Outside of the United States, China is the major player to look at. Even though the Asian giant is moving from an investment-led economy to a consumption based one, its public spending on infrastructures is greater than the ones of Europe and North America combined. In Europe, instead, a feeble growth of the economy could finally encourage much needed investments from the private sectors, especially if supported by fiscal policies. This will further benefit the construction industry.
On November 20, 2016, Boral agreed to acquire US building material company Headwaters for $1.8bn in cash, in a deal with total EV of $2.6bn. The transaction is Boral’s largest so far, accounting for 64% of the company’s pre-deal EV.
The offer of $24.25 per share, represents a 21% premium over Headwaters’ closing price on November 18, and a 34% premium over the target’s 30-day volume-weighted average.
The deal will be financed with a mix of debt (A$835m), cash (A$485m) and equity. Indeed, Boral plans to issue A$2.05bn (US$1.5bn) new shares at A$4.80 each, a 22% discount to the price before announcement.
The deal, which is expected to close in mid-2017, sees Boreal paying 10.6x Headwaters’ EBITDA. The combined entity will have a net debt to equity ratio of 2.5x, a very high ratio for a company with cyclical earnings.
In order to compensate the high premium offered, Boral expects the transaction to be immediately low-double-digit accretive and realise $100m of cost saving per annum within 4 years, bringing the acquisition EV/EBITDA multiple down to 7.5x.
According to the management teams of the two companies, the transaction is expected to deliver significant value to shareholders. Indeed, the two businesses are believed to be highly complementary and a strong commercial rationale supports the combination.
Boral has an existing presence in North America, with strong positions in bricks, concrete and clay roof tiles, manufactured stone and fly ash. Headwater, on the other hand, sells a variety of plastic building materials. The acquisition should therefore bolster Boral’s light building product portfolio, positioning the firm to deliver sustainable growth in the US housing market, which is experiencing positive momentum with housing construction climbing to a nine-year high in October.

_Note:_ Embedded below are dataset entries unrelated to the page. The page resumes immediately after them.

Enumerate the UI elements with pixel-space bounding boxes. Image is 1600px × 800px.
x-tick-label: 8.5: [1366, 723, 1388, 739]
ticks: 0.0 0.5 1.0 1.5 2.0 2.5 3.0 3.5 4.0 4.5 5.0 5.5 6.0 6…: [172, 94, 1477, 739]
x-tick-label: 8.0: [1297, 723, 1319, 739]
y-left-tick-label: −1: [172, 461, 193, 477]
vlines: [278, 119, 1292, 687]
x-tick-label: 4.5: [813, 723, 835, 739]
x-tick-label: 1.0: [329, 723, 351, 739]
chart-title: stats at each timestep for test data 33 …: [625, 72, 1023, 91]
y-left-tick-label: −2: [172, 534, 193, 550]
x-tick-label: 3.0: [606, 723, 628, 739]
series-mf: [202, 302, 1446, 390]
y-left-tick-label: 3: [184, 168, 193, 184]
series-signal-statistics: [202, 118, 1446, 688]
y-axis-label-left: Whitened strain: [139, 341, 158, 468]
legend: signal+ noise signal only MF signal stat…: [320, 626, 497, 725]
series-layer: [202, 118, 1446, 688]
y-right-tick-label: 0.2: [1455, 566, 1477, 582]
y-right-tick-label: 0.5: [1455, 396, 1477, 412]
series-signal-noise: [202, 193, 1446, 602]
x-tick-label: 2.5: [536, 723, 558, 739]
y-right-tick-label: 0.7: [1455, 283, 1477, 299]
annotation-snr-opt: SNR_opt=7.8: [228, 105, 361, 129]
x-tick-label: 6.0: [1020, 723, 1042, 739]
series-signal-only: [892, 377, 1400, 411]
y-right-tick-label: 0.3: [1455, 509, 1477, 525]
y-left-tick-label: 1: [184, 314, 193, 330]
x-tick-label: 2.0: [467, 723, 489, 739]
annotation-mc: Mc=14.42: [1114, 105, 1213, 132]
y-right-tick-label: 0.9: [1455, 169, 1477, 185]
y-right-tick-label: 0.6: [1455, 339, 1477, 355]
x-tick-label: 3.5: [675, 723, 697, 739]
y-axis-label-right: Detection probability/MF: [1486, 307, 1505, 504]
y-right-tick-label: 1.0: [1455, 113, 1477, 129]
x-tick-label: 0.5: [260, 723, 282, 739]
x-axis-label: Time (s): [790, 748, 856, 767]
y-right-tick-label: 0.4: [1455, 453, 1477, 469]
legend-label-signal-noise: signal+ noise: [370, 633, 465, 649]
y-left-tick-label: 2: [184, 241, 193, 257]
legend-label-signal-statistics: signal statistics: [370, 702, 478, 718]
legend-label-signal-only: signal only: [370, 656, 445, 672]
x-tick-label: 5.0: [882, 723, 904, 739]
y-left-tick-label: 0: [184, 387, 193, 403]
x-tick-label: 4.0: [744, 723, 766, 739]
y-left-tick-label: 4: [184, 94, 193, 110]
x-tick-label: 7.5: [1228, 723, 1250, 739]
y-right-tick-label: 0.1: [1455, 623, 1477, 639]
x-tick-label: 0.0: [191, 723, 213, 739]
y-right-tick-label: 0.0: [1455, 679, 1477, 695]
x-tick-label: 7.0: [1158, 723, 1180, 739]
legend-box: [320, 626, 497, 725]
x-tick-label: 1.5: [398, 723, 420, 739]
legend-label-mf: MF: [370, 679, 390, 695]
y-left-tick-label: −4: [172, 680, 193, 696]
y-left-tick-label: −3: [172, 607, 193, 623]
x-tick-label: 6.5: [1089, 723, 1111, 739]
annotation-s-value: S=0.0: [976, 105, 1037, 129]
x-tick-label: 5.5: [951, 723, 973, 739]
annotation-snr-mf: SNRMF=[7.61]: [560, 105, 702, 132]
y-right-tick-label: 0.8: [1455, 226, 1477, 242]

Finally, the combined entity would become the largest US supplier of fly ash, a key ingredient in concrete. The new firm will then me better positioned to take advantage of Donald Trump’s promised infrastructure spending.
Following the announcement, as investors factored in the effect of a new equity issuance (at a 22% discount), Boral’s stock price plunged by 12% to A$5.09. As of November 26, the share price is pretty much unchanged (A$5.10) and still higher than the A$4.80 issue price of the new shares, signalling investors’ confidence in the transaction. The favourable view on the deal is also confirmed by the fact that the institutional component of the capital issuance was highly oversubscribed.
Deutsche Bank is acting as the financial advisor to Headwaters, whereas Boral is being advised by Citigroup Inc. and Macquarie Capital.